Reinhabited Circle K’s

Circle K is an international chain of convenient stores started in 1951 in Texas, USA (now Canadian owned).  In the 1980s and 90s the company filed for bankruptcy and developed a new corporate plan which closed many of their shops.  Around 2000, Paho Mahn, a professional photography, took an interest in mapping out and photographing converted Circle Ks in the Phoenix area.   His photographs show an array of new businesses (e.g. restaurants, cleaners, florist, tattoo parlor, grocery store, check cashing) occupying the vacant shells.  New occupants modify the exteriors with new signs, window/ door locations, paint and random objects.  Interiors completely gutted and some subdivided to support two shops.   The photos offer an interesting glimpse into the evolutionary nature of our built environment.

Now, if only the same thing could happen to all the McDonalds worldwide…

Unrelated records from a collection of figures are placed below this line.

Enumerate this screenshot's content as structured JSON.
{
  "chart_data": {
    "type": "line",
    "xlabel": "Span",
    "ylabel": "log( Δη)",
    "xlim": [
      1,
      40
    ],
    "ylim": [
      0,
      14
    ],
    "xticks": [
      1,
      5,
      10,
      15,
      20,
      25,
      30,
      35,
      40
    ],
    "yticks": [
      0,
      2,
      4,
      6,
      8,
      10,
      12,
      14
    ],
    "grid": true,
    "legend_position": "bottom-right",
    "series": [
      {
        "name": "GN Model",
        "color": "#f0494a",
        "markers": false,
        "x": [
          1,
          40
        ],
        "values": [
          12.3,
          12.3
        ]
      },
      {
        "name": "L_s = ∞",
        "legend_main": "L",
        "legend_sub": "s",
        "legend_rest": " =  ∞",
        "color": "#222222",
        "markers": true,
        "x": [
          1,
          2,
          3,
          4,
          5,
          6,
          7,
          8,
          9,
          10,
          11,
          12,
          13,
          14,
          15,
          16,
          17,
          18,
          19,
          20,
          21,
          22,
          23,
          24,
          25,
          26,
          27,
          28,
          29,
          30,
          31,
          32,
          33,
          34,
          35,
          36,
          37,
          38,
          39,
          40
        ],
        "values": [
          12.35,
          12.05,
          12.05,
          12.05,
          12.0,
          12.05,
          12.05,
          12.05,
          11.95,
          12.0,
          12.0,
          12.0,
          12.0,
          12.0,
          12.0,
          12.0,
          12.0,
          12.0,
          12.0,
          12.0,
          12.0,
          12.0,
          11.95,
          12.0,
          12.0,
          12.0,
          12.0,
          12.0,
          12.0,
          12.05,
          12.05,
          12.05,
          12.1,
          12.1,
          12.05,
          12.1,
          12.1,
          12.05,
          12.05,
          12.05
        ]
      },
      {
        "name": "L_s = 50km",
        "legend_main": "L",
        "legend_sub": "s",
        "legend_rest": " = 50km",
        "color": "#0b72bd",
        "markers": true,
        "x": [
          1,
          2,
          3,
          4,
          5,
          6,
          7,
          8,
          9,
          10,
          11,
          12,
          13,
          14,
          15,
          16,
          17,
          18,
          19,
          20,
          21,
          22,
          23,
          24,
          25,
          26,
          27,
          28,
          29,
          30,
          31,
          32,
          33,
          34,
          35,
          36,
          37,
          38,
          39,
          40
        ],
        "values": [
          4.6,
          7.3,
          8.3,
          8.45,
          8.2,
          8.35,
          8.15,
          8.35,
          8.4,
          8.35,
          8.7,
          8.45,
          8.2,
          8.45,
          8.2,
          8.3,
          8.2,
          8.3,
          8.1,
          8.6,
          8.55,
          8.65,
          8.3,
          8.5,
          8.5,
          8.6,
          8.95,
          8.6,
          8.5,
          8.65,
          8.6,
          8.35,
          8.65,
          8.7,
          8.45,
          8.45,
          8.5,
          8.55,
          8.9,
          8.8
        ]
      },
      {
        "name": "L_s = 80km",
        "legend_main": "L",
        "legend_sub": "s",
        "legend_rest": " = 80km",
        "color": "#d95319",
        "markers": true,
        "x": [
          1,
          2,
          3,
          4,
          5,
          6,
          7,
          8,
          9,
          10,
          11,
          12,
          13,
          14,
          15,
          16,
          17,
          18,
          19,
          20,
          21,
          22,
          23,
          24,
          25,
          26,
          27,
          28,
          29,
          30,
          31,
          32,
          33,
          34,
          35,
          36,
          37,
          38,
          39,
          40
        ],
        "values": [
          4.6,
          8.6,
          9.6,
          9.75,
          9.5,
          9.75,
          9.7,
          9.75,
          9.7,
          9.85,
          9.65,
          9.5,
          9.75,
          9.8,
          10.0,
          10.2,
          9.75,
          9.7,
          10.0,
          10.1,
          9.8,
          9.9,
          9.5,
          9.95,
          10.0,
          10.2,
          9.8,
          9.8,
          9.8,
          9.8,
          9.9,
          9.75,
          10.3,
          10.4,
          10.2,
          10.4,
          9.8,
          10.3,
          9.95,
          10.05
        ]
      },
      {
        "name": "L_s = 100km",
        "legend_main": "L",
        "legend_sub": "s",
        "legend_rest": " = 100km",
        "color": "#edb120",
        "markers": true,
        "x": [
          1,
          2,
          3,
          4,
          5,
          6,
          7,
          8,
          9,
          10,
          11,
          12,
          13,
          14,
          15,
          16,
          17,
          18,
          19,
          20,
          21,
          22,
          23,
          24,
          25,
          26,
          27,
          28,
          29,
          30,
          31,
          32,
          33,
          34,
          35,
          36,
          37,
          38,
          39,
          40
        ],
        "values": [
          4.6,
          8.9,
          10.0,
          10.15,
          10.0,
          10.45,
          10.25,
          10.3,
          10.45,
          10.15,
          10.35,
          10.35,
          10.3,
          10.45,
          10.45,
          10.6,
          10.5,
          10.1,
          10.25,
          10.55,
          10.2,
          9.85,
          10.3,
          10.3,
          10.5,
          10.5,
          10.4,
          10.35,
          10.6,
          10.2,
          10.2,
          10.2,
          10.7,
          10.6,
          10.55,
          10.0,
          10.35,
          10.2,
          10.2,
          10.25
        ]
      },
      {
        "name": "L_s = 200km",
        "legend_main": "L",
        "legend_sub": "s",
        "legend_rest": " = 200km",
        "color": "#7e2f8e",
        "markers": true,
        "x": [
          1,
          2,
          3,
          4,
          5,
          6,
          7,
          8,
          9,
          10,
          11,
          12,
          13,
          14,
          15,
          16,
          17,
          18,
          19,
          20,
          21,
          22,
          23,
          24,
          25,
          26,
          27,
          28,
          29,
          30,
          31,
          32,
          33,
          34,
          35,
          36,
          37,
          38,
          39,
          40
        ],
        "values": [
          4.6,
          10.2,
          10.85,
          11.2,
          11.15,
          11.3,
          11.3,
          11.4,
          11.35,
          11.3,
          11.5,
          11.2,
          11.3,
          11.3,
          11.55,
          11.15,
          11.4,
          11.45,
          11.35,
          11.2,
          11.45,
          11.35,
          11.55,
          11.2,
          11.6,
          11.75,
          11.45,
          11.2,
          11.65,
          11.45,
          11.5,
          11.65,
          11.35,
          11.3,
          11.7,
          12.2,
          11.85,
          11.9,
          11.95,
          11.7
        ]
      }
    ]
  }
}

One Response to Reinhabited Circle K’s

  1. lawrence bova February 29, 2012 at 11:21 pm

    My parents retired to Yuma Arizona over thirty years ago. On my first visit there I discovered that there was a Circle K (most on corner locations) every few blocks, even in areas that had no real development yet. Clearly they were trying to get ahead of the competition by tying up all the prime locations. I’m glad to see small business making a success in these locations now that the major corporation that developed them has failed. Re-use is as important as new development which continues to gobble up more green space every year. This has to change!